Uganda
USAID’s Resilience Focus Zone (RFZ) includes the Karamoja subregion and nine refugee-hosting districts. Ongoing refugee influxes and growing refugee settlement populations, as well as population growth more broadly, drive deforestation and increase land pressure and stress on the wider natural resource base. In Karamoja, climate change-related shifts in weather patterns and ongoing conflict undermine agriculture-based livelihoods. The Government of Uganda and the international community are increasingly proactive in preparing households for weather and climate shocks and addressing the very significant refugee caseload.
Overview
Flooding, droughts and a range of other climate and nonclimate shocks pose major challenges for households in Uganda. The Government of Uganda has taken a much more proactive role in leading the effort to strengthen resilience in recent years, and international donors are harmonizing their resilience activities and testing their effectiveness.
Risk Environment
Uganda is exposed to multiple, recurrent and, at times, interacting shocks and stressors. Uganda is vulnerable to flooding, drought, increasing rainfall variability and rising temperatures. These climate change-related risks are exacerbated by environmental degradation, a high dependency on rain-fed agriculture and a lack of disaster preparedness at the community level. Northern and Northeastern Uganda are especially affected by weather shocks, such as the 2016 El Niño event that caused a failure of rainfall and led to a devastating drought.

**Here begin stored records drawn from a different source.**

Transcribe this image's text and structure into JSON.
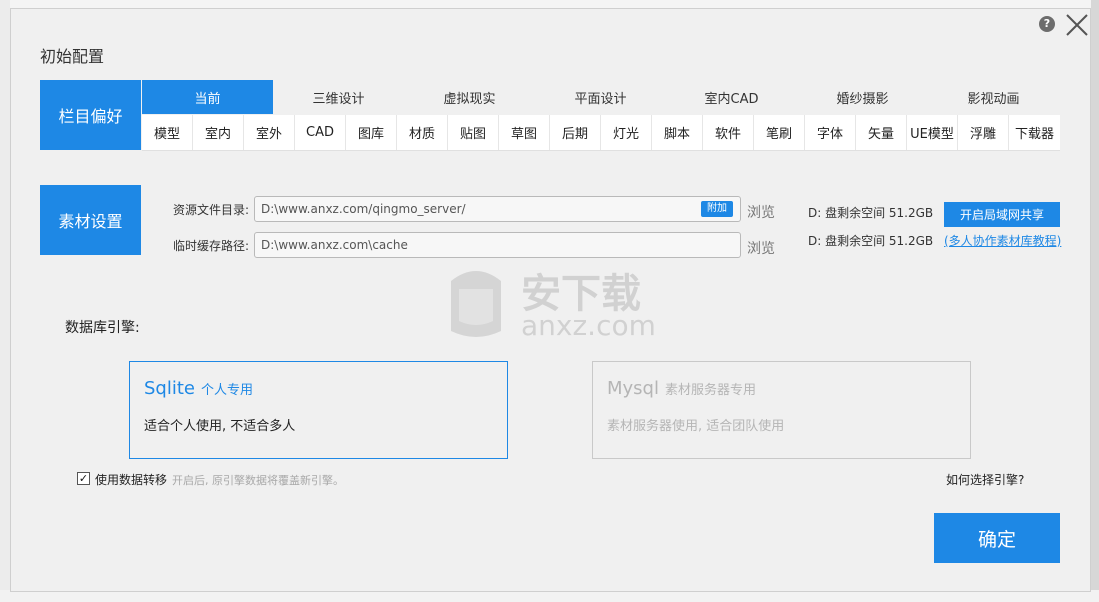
{
  "dialog": {
    "title": "初始配置",
    "help_glyph": "?"
  },
  "sections": {
    "columns_label": "栏目偏好",
    "material_label": "素材设置"
  },
  "tabs_main": [
    {
      "label": "当前",
      "active": true
    },
    {
      "label": "三维设计",
      "active": false
    },
    {
      "label": "虚拟现实",
      "active": false
    },
    {
      "label": "平面设计",
      "active": false
    },
    {
      "label": "室内CAD",
      "active": false
    },
    {
      "label": "婚纱摄影",
      "active": false
    },
    {
      "label": "影视动画",
      "active": false
    }
  ],
  "tabs_sub": [
    "模型",
    "室内",
    "室外",
    "CAD",
    "图库",
    "材质",
    "贴图",
    "草图",
    "后期",
    "灯光",
    "脚本",
    "软件",
    "笔刷",
    "字体",
    "矢量",
    "UE模型",
    "浮雕",
    "下载器"
  ],
  "material": {
    "resource_dir_label": "资源文件目录:",
    "resource_dir_value": "D:\\www.anxz.com/qingmo_server/",
    "attach_label": "附加",
    "cache_path_label": "临时缓存路径:",
    "cache_path_value": "D:\\www.anxz.com\\cache",
    "browse_label": "浏览",
    "disk_info": "D: 盘剩余空间 51.2GB",
    "share_button": "开启局域网共享",
    "tutorial_link": "(多人协作素材库教程)"
  },
  "database": {
    "label": "数据库引擎:",
    "sqlite_title": "Sqlite",
    "sqlite_sub": "个人专用",
    "sqlite_desc": "适合个人使用, 不适合多人",
    "mysql_title": "Mysql",
    "mysql_sub": "素材服务器专用",
    "mysql_desc": "素材服务器使用, 适合团队使用",
    "migrate_label": "使用数据转移",
    "migrate_checked": true,
    "migrate_hint": "开启后, 原引擎数据将覆盖新引擎。",
    "how_choose": "如何选择引擎?"
  },
  "footer": {
    "ok_button": "确定"
  },
  "watermark": {
    "cn": "安下载",
    "en": "anxz.com"
  },
  "colors": {
    "accent": "#1e88e5",
    "dialog_bg": "#f0f0f0"
  }
}
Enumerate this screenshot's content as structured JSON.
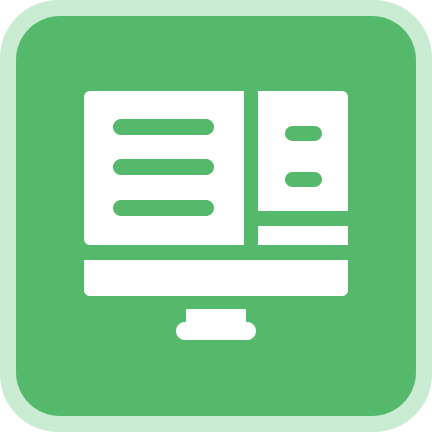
{
  "icon": {
    "name": "computer-monitor-icon",
    "depicts": "desktop-monitor-with-document-layout",
    "colors": {
      "outer_frame": "#c8ebd2",
      "background": "#55b96b",
      "foreground": "#ffffff",
      "accent_lines": "#55b96b"
    }
  }
}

In addition to significant climate and weather shocks, Uganda experiences additional recurrent shocks and crises, such as ongoing refugee influxes, crop pests and livestock pathogens, economic struggles and conflict in several forms, particularly in the Karamoja region.
Resilience Approaches
The Government of Uganda has taken steps recently to be more proactive about disaster preparedness and climate resilience. In 2008, it established the Climate Change Department within the Ministry of Water and Environment, and in 2015, it scaled up its social safety net for poor and vulnerable households by introducing a disaster risk finance component to one of its largest resilience projects. A range of climate information services are utilized, including from the Office of the Prime Minister, which released a National Integrated Multi-Hazard Early Warning Bulletin that provided information on crop health and yields, market prices, seasonal forecasts and flood, drought and disease impact.
USAID and other donors support agriculture and livestock sectors, as well as livelihood diversification, and are working to strengthen health, education, water and nutrition systems and services, and advance biodiversity conservation. The international community is also working toward better harmonization and integration of resilience with development investments, as well as increased testing of the effectiveness and efficiency of resilience building programming.
Opportunities for Strengthening Resilience
Research has shown that diversifying livelihoods and/or rural economies, particularly into rainfall‑independent activities, reduces the use of negative coping mechanisms for farming households in Uganda and that secondary education, cash transfers and social capital help strengthen resilience to climate, health and other shocks. Further research on the impact of resilience activities on nonfarming households and over longer periods of time would contribute to a deeper understanding of resilience in Uganda.